Who Watches the Questionable Film Adaptation?
It's almost here.
The most anticipated film in recent memory, as well as the only film in recent memory that can be described as "the most anticipated film in recent memory" without seeming the least bit hyperbolic, will be released in theaters, with either spectacular or disastrous consequences. At least I hope so.
Alan Moore's Watchmen, the Iliad of graphic novels, is being adapted to film after a decade of rumors, with 300's Zack Snyder at the helm. Untold legions of fanboys stand ready to flood the theaters, all hoping for a movie that cannot be described as anything but a masterpiece.
This fanboy, however, is far more flexible. I am willing to accept either a masterpiece, or a monumental flop. My reasoning is that if Snyder's Watchmen opens to popular and critical scorn, it will be seen by nobody as the definitive film adaptation of the comic book, thus making a do-over a possibility. The remake can then learn from the mistakes of its predecessor, and come to known as the definitive Watchmen film — deservedly.
The worst possible scenario? Snyder's movie is decidedly mediocre — obviously lackluster in some areas, but decent enough to satiate the fans and the general populace. Should that be the case, Hollywood would never see any great impetus to give a Watchmen adaptation another shot, thus leaving us stuck with a subpar effort that we all know could be far better. This seems to have been the case with The Golden Compass.
Given the director, it seems that a masterpiece is the least likely outcome. Snyder's remake of Dawn of the Dead was little more than one product in the assembly line of movies being retooled by Hollywood to be slicker, faster, and louder. I haven't seen 300, due to its reviews and claims of its archconservative ideology and homophobic undertones (sex columnist Dan Savage described it as "Ann Coulter on a meth binge"). A filmmaker noted for forgoing subtlety is hardly the best choice to direct Watchmen, the depth of its plot and characters suggesting that it was the reason the term "graphic novel" was coined.
Adding insult to injury, the Watchmen movie was previously in the hands of Terry Gilliam and Darren Aronofsky, both of whom were conceivably capable of turning the film into the next Lord of the Rings. Having the project thrust into Snyder's hands after those two feels like a CEO skipping over the Harvard graduates to give control of the family business to his high school dropout son.

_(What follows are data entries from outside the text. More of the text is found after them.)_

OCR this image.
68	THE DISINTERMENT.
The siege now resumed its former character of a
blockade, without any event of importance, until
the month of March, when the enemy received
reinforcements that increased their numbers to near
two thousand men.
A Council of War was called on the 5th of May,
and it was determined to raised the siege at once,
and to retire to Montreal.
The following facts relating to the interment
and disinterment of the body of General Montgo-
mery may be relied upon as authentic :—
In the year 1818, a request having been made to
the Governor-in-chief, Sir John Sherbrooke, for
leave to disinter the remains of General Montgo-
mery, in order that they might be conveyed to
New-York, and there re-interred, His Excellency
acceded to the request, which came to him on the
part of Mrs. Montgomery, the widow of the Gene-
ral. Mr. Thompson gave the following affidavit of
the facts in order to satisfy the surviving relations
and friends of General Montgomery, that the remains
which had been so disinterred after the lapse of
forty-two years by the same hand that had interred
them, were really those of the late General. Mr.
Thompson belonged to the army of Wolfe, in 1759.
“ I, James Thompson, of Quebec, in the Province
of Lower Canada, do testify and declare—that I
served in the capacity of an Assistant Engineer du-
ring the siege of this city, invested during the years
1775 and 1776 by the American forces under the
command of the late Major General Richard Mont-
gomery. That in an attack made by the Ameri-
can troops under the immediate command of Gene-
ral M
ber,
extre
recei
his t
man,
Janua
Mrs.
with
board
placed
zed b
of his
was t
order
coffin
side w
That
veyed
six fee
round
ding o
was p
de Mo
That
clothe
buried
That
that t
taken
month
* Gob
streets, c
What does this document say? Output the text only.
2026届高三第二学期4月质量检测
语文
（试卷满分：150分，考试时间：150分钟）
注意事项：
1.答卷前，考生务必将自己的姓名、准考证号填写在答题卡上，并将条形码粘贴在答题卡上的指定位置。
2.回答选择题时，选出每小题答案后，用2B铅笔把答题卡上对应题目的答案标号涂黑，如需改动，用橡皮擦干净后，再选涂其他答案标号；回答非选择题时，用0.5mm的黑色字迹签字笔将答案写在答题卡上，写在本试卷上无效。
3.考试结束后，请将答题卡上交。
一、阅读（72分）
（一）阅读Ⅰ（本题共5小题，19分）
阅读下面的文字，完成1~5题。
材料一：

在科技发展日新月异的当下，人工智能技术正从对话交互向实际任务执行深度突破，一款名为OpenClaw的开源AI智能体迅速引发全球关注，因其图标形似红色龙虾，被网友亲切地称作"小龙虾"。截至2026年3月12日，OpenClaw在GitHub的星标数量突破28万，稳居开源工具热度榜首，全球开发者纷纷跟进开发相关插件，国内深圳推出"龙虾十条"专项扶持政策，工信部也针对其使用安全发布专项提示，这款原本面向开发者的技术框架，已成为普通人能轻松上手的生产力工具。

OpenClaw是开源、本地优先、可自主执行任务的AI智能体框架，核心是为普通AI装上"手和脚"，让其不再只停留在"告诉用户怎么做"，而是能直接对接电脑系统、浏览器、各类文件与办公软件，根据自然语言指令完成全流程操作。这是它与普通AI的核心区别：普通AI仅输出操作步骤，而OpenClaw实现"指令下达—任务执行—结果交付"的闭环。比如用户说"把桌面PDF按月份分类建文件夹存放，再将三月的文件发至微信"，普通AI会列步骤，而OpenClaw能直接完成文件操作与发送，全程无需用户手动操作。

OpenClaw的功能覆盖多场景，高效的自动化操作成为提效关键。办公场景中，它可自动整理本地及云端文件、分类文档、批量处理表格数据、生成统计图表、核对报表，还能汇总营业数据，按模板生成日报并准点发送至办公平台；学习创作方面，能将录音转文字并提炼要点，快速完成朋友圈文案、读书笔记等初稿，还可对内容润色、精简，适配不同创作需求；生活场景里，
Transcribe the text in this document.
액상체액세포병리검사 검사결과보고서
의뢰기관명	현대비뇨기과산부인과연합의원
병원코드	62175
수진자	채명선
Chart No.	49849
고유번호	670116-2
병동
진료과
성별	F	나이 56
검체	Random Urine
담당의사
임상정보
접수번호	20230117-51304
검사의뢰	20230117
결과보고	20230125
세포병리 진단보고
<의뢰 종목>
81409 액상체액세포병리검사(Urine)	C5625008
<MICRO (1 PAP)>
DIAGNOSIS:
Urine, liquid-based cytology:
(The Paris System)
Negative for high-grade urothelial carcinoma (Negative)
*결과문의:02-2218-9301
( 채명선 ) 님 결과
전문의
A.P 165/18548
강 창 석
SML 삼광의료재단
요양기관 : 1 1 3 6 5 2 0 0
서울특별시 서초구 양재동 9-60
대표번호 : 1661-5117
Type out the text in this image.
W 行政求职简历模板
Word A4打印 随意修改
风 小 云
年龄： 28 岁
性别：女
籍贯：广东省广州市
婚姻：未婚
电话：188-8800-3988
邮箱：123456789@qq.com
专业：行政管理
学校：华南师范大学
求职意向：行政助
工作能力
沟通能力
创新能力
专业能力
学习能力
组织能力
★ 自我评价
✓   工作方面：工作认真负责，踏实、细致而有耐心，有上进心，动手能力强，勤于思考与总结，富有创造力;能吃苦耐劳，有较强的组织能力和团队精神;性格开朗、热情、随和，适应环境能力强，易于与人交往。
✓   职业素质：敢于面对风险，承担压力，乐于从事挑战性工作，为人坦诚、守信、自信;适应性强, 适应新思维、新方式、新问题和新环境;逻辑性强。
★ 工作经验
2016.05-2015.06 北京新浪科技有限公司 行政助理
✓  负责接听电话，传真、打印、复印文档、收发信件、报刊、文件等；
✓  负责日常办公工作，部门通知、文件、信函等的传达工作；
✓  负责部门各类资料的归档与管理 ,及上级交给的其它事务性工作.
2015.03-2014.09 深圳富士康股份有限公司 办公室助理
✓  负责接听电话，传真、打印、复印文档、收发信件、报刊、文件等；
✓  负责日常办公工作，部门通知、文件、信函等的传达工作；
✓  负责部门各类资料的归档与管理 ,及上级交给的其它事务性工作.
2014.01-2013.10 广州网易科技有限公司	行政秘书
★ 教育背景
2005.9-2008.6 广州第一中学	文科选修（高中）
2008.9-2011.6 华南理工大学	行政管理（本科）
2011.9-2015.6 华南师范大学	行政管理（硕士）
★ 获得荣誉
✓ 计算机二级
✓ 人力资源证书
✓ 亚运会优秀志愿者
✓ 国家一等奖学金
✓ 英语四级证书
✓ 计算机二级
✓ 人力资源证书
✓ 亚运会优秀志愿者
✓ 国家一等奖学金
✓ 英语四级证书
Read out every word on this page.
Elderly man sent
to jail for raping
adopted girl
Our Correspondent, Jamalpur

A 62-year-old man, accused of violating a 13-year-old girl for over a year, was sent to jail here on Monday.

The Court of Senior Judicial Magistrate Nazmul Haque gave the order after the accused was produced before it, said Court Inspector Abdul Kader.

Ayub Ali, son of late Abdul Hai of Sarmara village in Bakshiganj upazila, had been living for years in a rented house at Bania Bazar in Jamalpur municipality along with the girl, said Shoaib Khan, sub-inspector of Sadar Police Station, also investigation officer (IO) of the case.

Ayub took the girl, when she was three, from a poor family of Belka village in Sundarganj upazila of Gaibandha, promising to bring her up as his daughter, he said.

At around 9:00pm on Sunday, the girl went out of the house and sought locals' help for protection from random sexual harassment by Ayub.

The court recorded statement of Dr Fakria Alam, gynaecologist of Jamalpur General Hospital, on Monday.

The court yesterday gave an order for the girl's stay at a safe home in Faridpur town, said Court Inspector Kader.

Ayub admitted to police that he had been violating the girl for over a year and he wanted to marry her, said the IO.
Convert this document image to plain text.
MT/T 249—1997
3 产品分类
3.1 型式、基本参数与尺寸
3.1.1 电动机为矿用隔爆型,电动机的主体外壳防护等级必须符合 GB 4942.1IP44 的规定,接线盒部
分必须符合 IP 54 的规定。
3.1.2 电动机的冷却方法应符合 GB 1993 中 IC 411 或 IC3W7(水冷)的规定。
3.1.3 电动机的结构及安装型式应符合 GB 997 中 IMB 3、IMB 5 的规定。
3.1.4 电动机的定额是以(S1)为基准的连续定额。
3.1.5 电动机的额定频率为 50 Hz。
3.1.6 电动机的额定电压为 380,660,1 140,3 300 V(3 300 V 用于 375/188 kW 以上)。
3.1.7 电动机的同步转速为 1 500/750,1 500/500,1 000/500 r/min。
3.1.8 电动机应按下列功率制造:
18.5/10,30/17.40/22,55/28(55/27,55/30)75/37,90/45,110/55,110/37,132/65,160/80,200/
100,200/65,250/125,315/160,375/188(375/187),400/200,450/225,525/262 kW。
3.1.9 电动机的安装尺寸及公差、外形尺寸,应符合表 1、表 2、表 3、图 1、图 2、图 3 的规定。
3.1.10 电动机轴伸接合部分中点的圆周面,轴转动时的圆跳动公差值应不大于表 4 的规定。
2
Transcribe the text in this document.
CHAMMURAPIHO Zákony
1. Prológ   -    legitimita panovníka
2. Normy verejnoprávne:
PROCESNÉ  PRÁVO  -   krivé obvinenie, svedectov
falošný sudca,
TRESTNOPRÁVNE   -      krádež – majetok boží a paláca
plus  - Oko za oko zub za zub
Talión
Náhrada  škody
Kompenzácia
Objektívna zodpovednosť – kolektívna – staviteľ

Snyder turning Watchmen into a film that does justice to its source material is about as likely as an understudy paving her way to Broadway after the lead actress falls ill. But even less probable is the desertion of the film by the fanboys, regardless of its critical reception. In a mindset I can never comprehend, the most hardcore fans of something always want to see its film adaptation, regardless of its quality. I take the opposite viewpoint: If an adaptation is terrible, it should not be seen, to avoid rewarding its makers and sullying the memories of the original product.
This line of thinking is why I haven't seen The Golden Compass or the Matrix sequels, and it's something I'd like to endorse. Why feel obligated to make yourself part of a franchise simply because you enjoy its raison d'être? Stick to that and refuse to patronize those who seek to capitalize on your loyalty, or at least make them work for it. See a movie adaptation because it's good, not because you enjoy the original so much you feel the need to see every incarnation of it.
That is my message to my brethren. As for me, I will be steeling myself for the likely critical gutting of Snyder's potential epic — or worse still, critical lukewarm praise — and following my own advice.